New Article: The Color of Justice

New Article: Alexis Hoag, The Color of Justice, 120 Mich. L. Rev. forthcoming 2021. Abstract below:

In this review of Sara Mayeux’s Free Justice, I argue that one cannot tell a history of public defense without interrogating the political, social, and legal status of Black and other nonwhite people charged with crime. Racism and white supremacy played prominent roles in the development of the criminal legal system and impacted the creation, scope, and trajectory of modern indigent defense. By applying a critical race lens to the history of indigent defense and the development of the right to counsel, my hope is to provide additional insight into why public defense has struggled to deliver justice to the accused. I also use it as a tool to suggest alternative ways to advance justice for poor people ensnarled in the criminal legal system.

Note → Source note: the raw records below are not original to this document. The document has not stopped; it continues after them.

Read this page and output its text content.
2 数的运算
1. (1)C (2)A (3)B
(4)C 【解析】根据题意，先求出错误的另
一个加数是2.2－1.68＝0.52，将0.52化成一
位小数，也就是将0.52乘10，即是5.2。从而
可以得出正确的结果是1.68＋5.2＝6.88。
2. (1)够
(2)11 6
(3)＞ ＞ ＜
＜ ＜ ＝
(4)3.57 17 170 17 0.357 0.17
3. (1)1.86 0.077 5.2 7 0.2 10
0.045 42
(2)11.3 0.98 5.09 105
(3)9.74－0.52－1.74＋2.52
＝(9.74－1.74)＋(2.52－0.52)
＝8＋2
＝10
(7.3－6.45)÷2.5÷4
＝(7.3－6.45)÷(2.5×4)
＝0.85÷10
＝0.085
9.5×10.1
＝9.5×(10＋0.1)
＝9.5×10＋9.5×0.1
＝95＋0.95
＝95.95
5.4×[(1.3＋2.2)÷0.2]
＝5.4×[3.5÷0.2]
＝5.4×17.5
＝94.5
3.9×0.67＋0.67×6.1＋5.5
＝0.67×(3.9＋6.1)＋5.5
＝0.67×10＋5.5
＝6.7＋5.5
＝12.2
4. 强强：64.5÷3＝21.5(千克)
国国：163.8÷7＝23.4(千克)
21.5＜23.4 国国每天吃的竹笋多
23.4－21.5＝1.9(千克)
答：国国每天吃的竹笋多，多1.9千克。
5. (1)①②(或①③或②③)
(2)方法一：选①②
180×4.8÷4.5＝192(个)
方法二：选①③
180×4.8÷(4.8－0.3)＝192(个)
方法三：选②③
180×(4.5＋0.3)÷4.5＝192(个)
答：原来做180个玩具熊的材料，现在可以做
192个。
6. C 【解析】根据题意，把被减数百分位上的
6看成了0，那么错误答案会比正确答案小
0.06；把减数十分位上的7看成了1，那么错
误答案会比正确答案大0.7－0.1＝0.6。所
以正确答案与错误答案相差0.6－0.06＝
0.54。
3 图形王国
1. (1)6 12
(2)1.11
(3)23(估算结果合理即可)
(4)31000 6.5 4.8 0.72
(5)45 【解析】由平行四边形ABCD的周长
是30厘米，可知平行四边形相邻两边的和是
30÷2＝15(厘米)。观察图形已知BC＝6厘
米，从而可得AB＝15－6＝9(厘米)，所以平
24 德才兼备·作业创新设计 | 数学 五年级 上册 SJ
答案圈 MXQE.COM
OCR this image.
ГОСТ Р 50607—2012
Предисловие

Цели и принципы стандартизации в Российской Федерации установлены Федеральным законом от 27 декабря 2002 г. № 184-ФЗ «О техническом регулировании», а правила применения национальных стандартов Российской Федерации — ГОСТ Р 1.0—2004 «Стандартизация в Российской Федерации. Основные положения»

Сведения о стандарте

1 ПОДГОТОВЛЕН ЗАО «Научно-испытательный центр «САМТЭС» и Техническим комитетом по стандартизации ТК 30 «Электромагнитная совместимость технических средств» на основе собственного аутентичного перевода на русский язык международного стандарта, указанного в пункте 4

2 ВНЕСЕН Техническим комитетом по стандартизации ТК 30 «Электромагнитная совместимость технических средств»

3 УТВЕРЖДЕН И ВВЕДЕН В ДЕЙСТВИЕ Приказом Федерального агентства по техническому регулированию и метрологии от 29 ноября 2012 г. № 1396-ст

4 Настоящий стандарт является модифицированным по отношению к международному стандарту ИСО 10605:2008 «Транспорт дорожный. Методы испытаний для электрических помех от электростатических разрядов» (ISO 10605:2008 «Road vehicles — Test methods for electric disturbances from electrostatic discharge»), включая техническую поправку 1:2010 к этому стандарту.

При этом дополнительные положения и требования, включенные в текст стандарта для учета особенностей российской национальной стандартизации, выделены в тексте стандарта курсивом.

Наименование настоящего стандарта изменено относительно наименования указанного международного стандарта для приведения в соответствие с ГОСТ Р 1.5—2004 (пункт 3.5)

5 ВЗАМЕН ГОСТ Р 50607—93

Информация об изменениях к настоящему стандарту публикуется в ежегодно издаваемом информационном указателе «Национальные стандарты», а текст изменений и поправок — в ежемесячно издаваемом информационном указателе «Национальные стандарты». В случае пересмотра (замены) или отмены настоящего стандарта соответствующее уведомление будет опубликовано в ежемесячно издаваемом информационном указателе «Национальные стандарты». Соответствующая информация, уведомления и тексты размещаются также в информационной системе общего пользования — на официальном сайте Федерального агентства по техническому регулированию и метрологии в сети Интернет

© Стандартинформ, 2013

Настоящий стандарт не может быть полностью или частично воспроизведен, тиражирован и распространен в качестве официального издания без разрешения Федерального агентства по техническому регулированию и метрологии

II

Mayeux focuses her account on elite corporate lawyers during the Progressive Era, their philanthropic efforts, and the legal profession’s changing identity. Free Justice unearths the legal profession’s dramatic shift in attitude toward public defense over the course of the twentieth century. Elite lawyers initially viewed public defense as akin to communism or as the socialization of the private bar, but by midcentury they regarded public defenders as exemplars of democracy and “the American way of life.” This dramatic shift, according to Mayeux, enabled most indigent defense delivery models to transition away from elite lawyers’ benevolence and ad hoc services to state financed public defender offices, legal aid societies, and nonprofits.

In Part I, I identify a central tenet of critical race theory and apply it to Free Justice’s utopian framework and Progressive Era notions of criminal conduct, charity, and the legal profession. In Part II, I examine the post-Gideon fallout in under-resourced Black communities, the growth of mass criminalization, and ineffective assistance of counsel jurisprudence through a critical race lens. I conclude the review with thoughts on a different method of delivering justice to indigent people facing criminal charges.